Soy católica por nacimiento y convencimiento. Nací en una familia cristiana, pero no muy practicante, porque mi padre, si bien con mayor formación religiosa que mi madre, transcurrió su juventud en la época que el positivismo reinaba en los medios universitarios e intelectuales y era costumbre inveterada que los hombres no fueran a misa. Todavía en 1941, cuando llegamos del exilio a vivir un año en Barquisimeto, ciudad natal de papá, recuerdo que los domingos asistíamos las jovencitas Álamo Bartolomé a la misa de 10 am en la Iglesia de la Concepción, donde hasta un banco marcado tenía la familia Álamo, pero los jóvenes no entraban a los oficios, se quedaban  conversando en atrio del templo, en espera de la salida de las muchachas al terminar éstos.
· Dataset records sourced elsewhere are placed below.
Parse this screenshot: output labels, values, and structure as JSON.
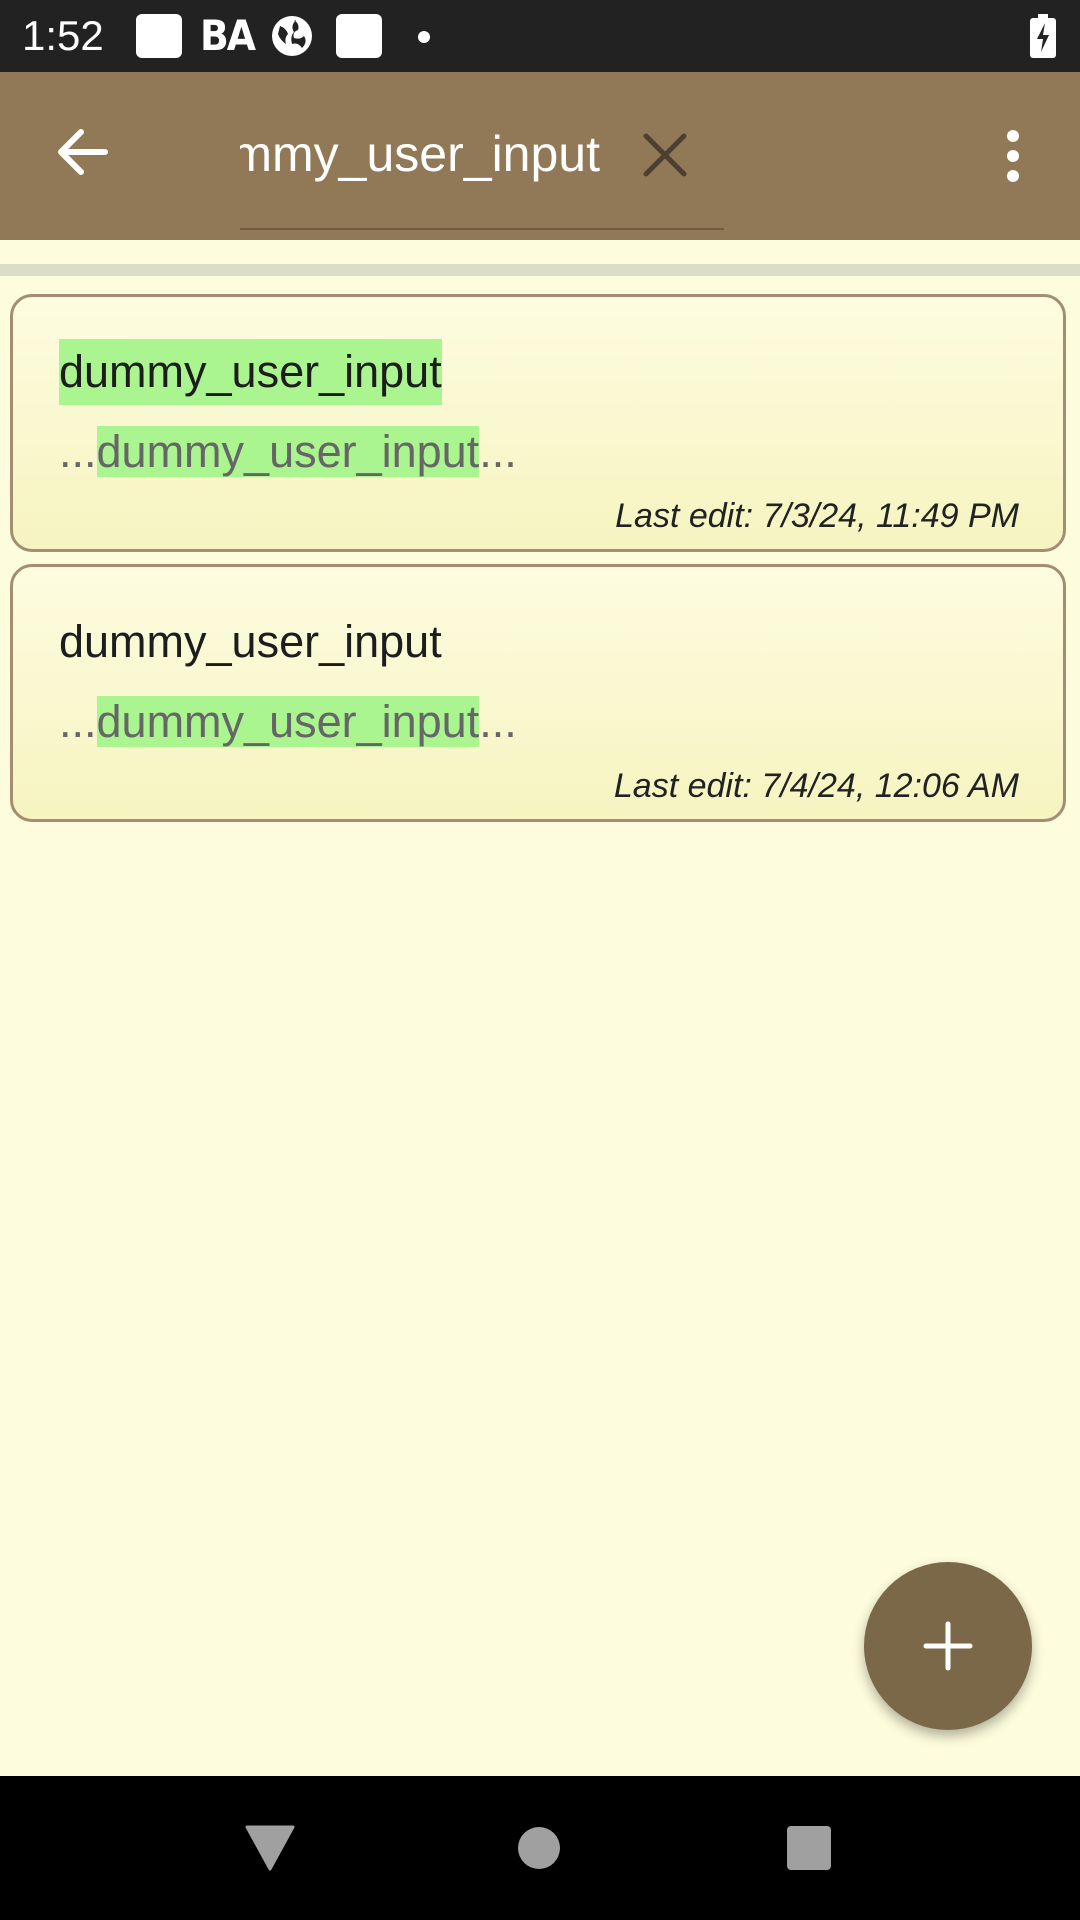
{
  "status_bar": {
    "time": "1:52",
    "indicator_text": "BA"
  },
  "app_bar": {
    "search_value": "dummy_user_input",
    "colors": {
      "background": "#917957",
      "icon": "#ffffff"
    }
  },
  "notes": [
    {
      "title": "dummy_user_input",
      "title_highlighted": true,
      "snippet_prefix": "...",
      "snippet_match": "dummy_user_input",
      "snippet_suffix": "...",
      "last_edit": "Last edit: 7/3/24, 11:49 PM"
    },
    {
      "title": "dummy_user_input",
      "title_highlighted": false,
      "snippet_prefix": "...",
      "snippet_match": "dummy_user_input",
      "snippet_suffix": "...",
      "last_edit": "Last edit: 7/4/24, 12:06 AM"
    }
  ],
  "fab": {
    "icon": "plus-icon",
    "color": "#7a6848"
  },
  "nav_bar": {
    "icons": [
      "back-triangle-icon",
      "home-circle-icon",
      "recents-square-icon"
    ]
  },
  "theme": {
    "page_background": "#fdfcdc",
    "highlight": "#aaf590",
    "card_border": "#a48d73"
  }
}
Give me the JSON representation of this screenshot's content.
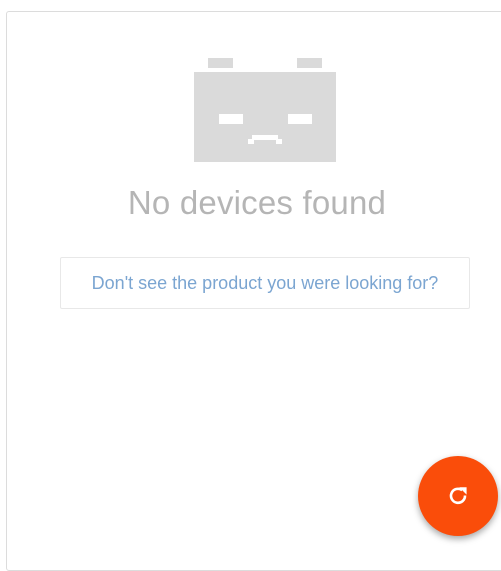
{
  "empty_state": {
    "icon": "sad-device-icon",
    "title": "No devices found",
    "help_link": "Don't see the product you were looking for?"
  },
  "actions": {
    "refresh_icon": "refresh-icon"
  },
  "colors": {
    "illustration": "#dadada",
    "title_text": "#b5b5b5",
    "link_text": "#7ba5d1",
    "fab_background": "#fa4d0a"
  }
}
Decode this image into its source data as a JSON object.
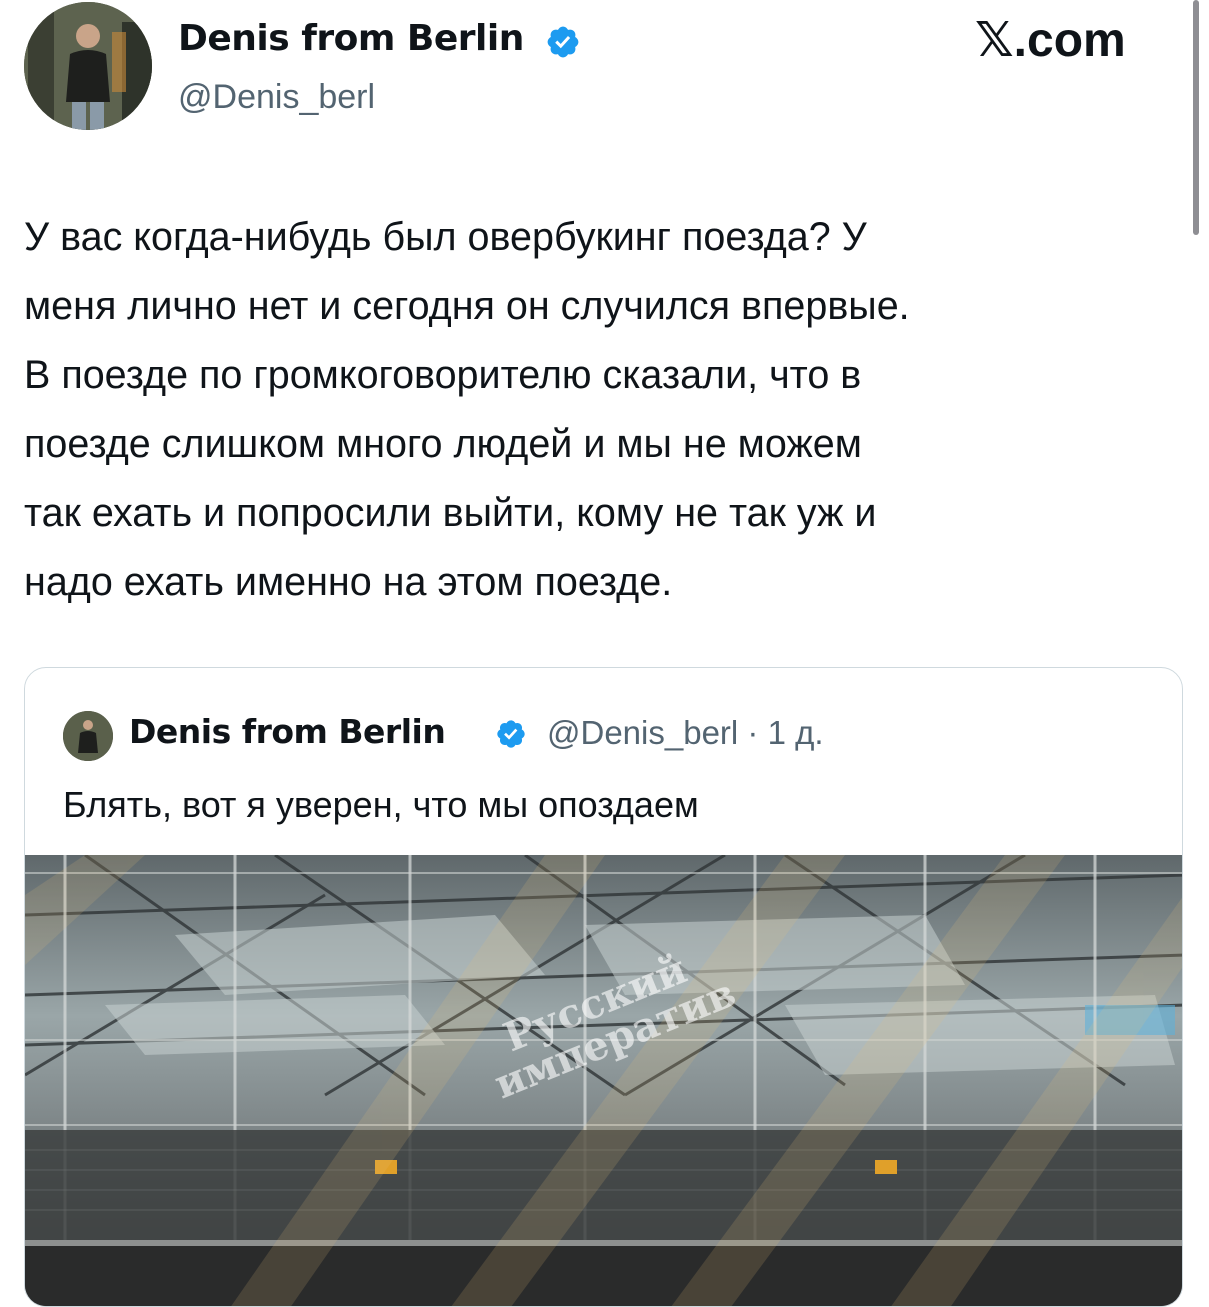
{
  "header": {
    "author_name": "Denis from Berlin",
    "handle": "@Denis_berl",
    "brand": "𝕏.com",
    "verified_color": "#1d9bf0"
  },
  "tweet": {
    "lines": [
      "У вас когда-нибудь был овербукинг поезда? У",
      "меня лично нет и сегодня он случился впервые.",
      "В поезде по громкоговорителю сказали, что в",
      "поезде слишком много людей и мы не можем",
      "так ехать и попросили выйти, кому не так уж и",
      "надо ехать именно на этом поезде."
    ]
  },
  "quote": {
    "author_name": "Denis from Berlin",
    "meta": "@Denis_berl · 1 д.",
    "text": "Блять, вот я уверен, что мы опоздаем",
    "photo": {
      "watermark_line1": "Русский",
      "watermark_line2": "императив"
    }
  }
}
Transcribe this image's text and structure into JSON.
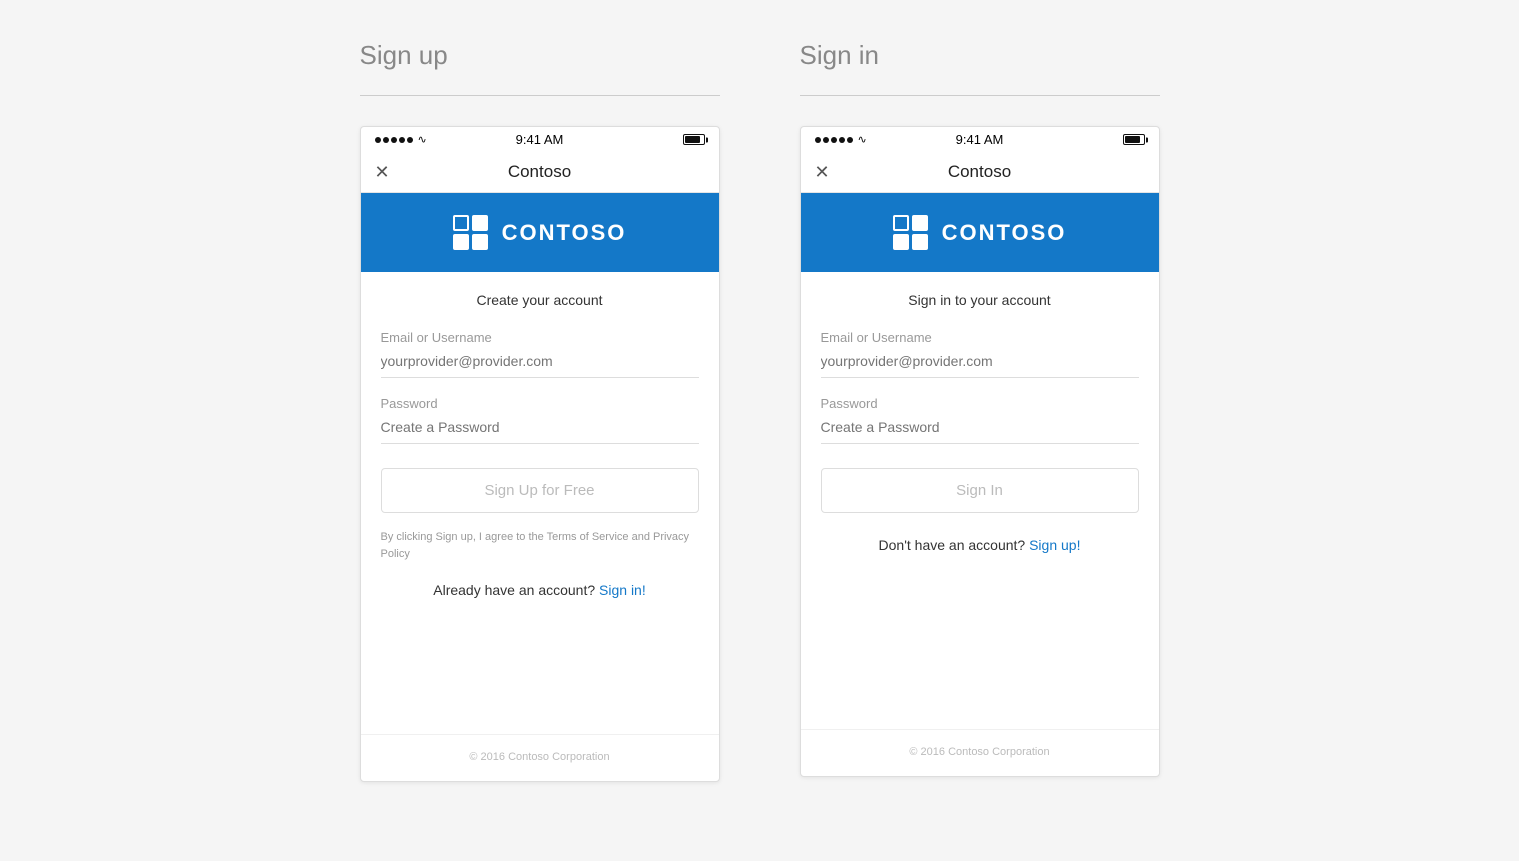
{
  "signup": {
    "section_title": "Sign up",
    "status": {
      "time": "9:41 AM"
    },
    "nav": {
      "title": "Contoso"
    },
    "brand": {
      "name": "CONTOSO"
    },
    "form": {
      "subtitle": "Create your account",
      "email_label": "Email or Username",
      "email_placeholder": "yourprovider@provider.com",
      "password_label": "Password",
      "password_placeholder": "Create a Password",
      "button_label": "Sign Up for Free",
      "terms_text": "By clicking Sign up, I agree to the Terms of Service and Privacy Policy",
      "account_text": "Already have an account?",
      "account_link": "Sign in!"
    },
    "footer": "© 2016 Contoso Corporation"
  },
  "signin": {
    "section_title": "Sign in",
    "status": {
      "time": "9:41 AM"
    },
    "nav": {
      "title": "Contoso"
    },
    "brand": {
      "name": "CONTOSO"
    },
    "form": {
      "subtitle": "Sign in to your account",
      "email_label": "Email or Username",
      "email_placeholder": "yourprovider@provider.com",
      "password_label": "Password",
      "password_placeholder": "Create a Password",
      "button_label": "Sign In",
      "account_text": "Don't have an account?",
      "account_link": "Sign up!"
    },
    "footer": "© 2016 Contoso Corporation"
  }
}
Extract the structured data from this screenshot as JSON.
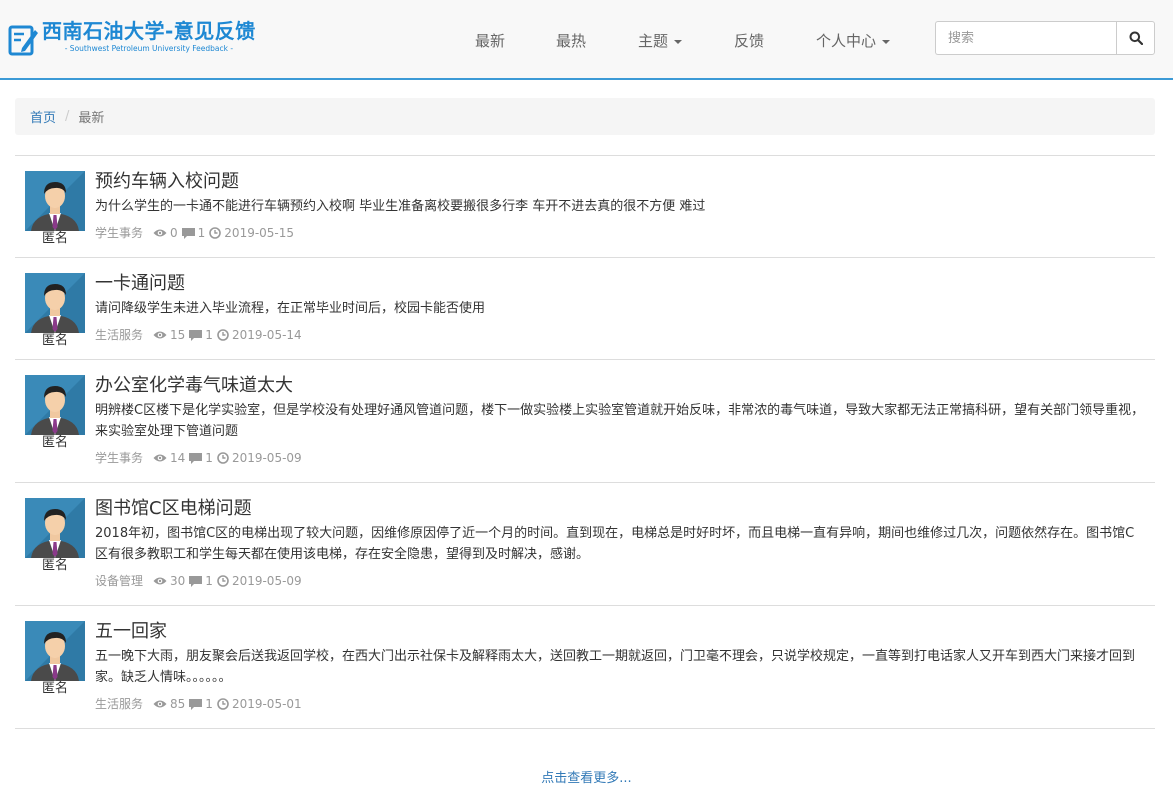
{
  "brand": {
    "title": "西南石油大学-意见反馈",
    "subtitle": "- Southwest Petroleum University Feedback -",
    "color": "#1e88d3"
  },
  "nav": {
    "latest": "最新",
    "hot": "最热",
    "topics": "主题",
    "feedback": "反馈",
    "user_center": "个人中心"
  },
  "search": {
    "placeholder": "搜索",
    "icon": "search-icon"
  },
  "breadcrumb": {
    "home": "首页",
    "current": "最新"
  },
  "posts": [
    {
      "author": "匿名",
      "title": "预约车辆入校问题",
      "body": "为什么学生的一卡通不能进行车辆预约入校啊 毕业生准备离校要搬很多行李 车开不进去真的很不方便 难过",
      "category": "学生事务",
      "views": "0",
      "comments": "1",
      "date": "2019-05-15"
    },
    {
      "author": "匿名",
      "title": "一卡通问题",
      "body": "请问降级学生未进入毕业流程，在正常毕业时间后，校园卡能否使用",
      "category": "生活服务",
      "views": "15",
      "comments": "1",
      "date": "2019-05-14"
    },
    {
      "author": "匿名",
      "title": "办公室化学毒气味道太大",
      "body": "明辨楼C区楼下是化学实验室，但是学校没有处理好通风管道问题，楼下一做实验楼上实验室管道就开始反味，非常浓的毒气味道，导致大家都无法正常搞科研，望有关部门领导重视，来实验室处理下管道问题",
      "category": "学生事务",
      "views": "14",
      "comments": "1",
      "date": "2019-05-09"
    },
    {
      "author": "匿名",
      "title": "图书馆C区电梯问题",
      "body": "2018年初，图书馆C区的电梯出现了较大问题，因维修原因停了近一个月的时间。直到现在，电梯总是时好时坏，而且电梯一直有异响，期间也维修过几次，问题依然存在。图书馆C区有很多教职工和学生每天都在使用该电梯，存在安全隐患，望得到及时解决，感谢。",
      "category": "设备管理",
      "views": "30",
      "comments": "1",
      "date": "2019-05-09"
    },
    {
      "author": "匿名",
      "title": "五一回家",
      "body": "五一晚下大雨，朋友聚会后送我返回学校，在西大门出示社保卡及解释雨太大，送回教工一期就返回，门卫毫不理会，只说学校规定，一直等到打电话家人又开车到西大门来接才回到家。缺乏人情味。。。。。。",
      "category": "生活服务",
      "views": "85",
      "comments": "1",
      "date": "2019-05-01"
    }
  ],
  "load_more": "点击查看更多...",
  "colors": {
    "accent": "#3c9ad6",
    "link": "#337ab7",
    "muted": "#999999"
  }
}
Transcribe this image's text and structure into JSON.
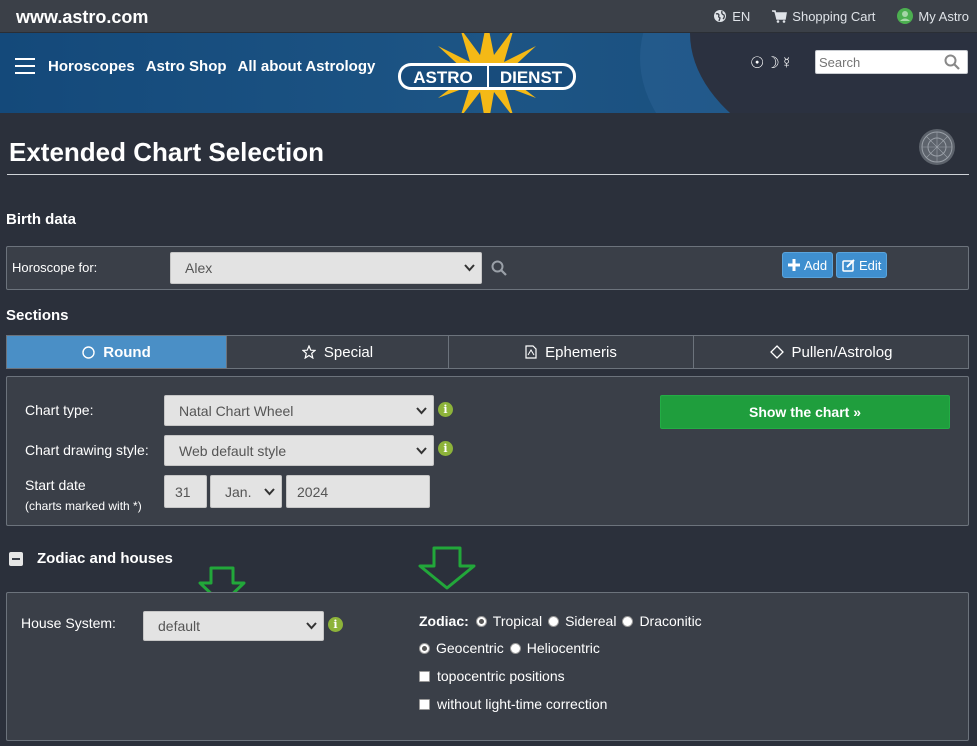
{
  "topbar": {
    "site_url": "www.astro.com",
    "language": "EN",
    "cart": "Shopping Cart",
    "account": "My Astro"
  },
  "header": {
    "nav": [
      "Horoscopes",
      "Astro Shop",
      "All about Astrology"
    ],
    "logo_left": "ASTRO",
    "logo_right": "DIENST",
    "planet_glyphs": "☉☽☿",
    "search_placeholder": "Search"
  },
  "page": {
    "title": "Extended Chart Selection"
  },
  "birth_data": {
    "heading": "Birth data",
    "horoscope_for_label": "Horoscope for:",
    "horoscope_for_value": "Alex",
    "add_label": "Add",
    "edit_label": "Edit"
  },
  "sections": {
    "heading": "Sections",
    "tabs": [
      {
        "label": "Round",
        "icon": "circle-icon",
        "active": true
      },
      {
        "label": "Special",
        "icon": "star-icon",
        "active": false
      },
      {
        "label": "Ephemeris",
        "icon": "pdf-file-icon",
        "active": false
      },
      {
        "label": "Pullen/Astrolog",
        "icon": "diamond-icon",
        "active": false
      }
    ]
  },
  "chart_options": {
    "chart_type_label": "Chart type:",
    "chart_type_value": "Natal Chart Wheel",
    "drawing_style_label": "Chart drawing style:",
    "drawing_style_value": "Web default style",
    "start_date_label": "Start date",
    "start_date_note": "(charts marked with *)",
    "start_day": "31",
    "start_month": "Jan.",
    "start_year": "2024",
    "show_chart_label": "Show the chart »"
  },
  "zodiac_houses": {
    "heading": "Zodiac and houses",
    "house_system_label": "House System:",
    "house_system_value": "default",
    "zodiac_label": "Zodiac:",
    "zodiac_options": [
      "Tropical",
      "Sidereal",
      "Draconitic"
    ],
    "zodiac_selected": "Tropical",
    "center_options": [
      "Geocentric",
      "Heliocentric"
    ],
    "center_selected": "Geocentric",
    "topocentric_label": "topocentric positions",
    "light_time_label": "without light-time correction"
  },
  "colors": {
    "page_bg": "#2b303b",
    "header_blue": "#14497a",
    "active_tab": "#4a8fc6",
    "primary_button": "#1f9e3d",
    "info_green": "#8db33a",
    "annotation_arrow": "#22a73a",
    "logo_star": "#f4b916"
  }
}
Mamá era hija de ateo, por lo menos así se declaraba mi abuelo Ricardo Bartolomé, recio español de Castilla la Vieja, que nunca se nacionalizó ni dejó su castiza manera de hablar, a pesar de haber llegado a Venezuela a los 16 años. Aunque todos sus hijos fueron bautizados, no quiso que su amada primogénita, Iginia, mi madre, hiciera la primera comunión, la hizo a los 29 años cuando se casó con Antonio Álamo. Sin embargo, mamá, después de casada y madre, se ocupó de que sus hijos cumplieran con los preceptos de la religión católica. A mí me bautizaron a los dos meses de nacida en la Iglesia de Santa Teresa, no era nuestra parroquia, lo era San Juan, pero papá era muy amigo del párroco, P. Parra, y todos sus hijos fueron bautizados por él. Nos pusieron un solo nombre, no eran mis padres amigos de duplicar —yo tampoco—, pero el P. Parra, muy devoto de la Virgen de Lourdes, a la hora de ponernos el agua a las mujeres Álamo Bartolomé agregaba el “de Lourdes”. A la usanza de la época, me confirmaron el mismo día. Seguramente en el Palacio Arzobispal, residencia oficial del arzobispo de Caracas, Mons. Rincón, pero no me confirmó él, sino el nuncio de Su Santidad Pío XI, Mons. Cento, más tarde cardenal y camarlengo en Roma, que estaría de visita cuando llegó la tercera hijita del ministro de Fomento a solicitar el sacramento de la Confirmación.

Papista y sionista

Desde entonces, Alicia fue católica, apostólica y romana, como se decía en aquella época. Ahora diría, antes, polaca, luego alemana y hoy argentina. No sé si por ese sello que el nuncio me dejó en la frente, siempre he sido y  soy papista. Me enseñaron a serlo mis tías Álamo Dávila, católicas devotas, de quienes aprendí las primeras oraciones y recibí los libros iniciales de devociones infantiles.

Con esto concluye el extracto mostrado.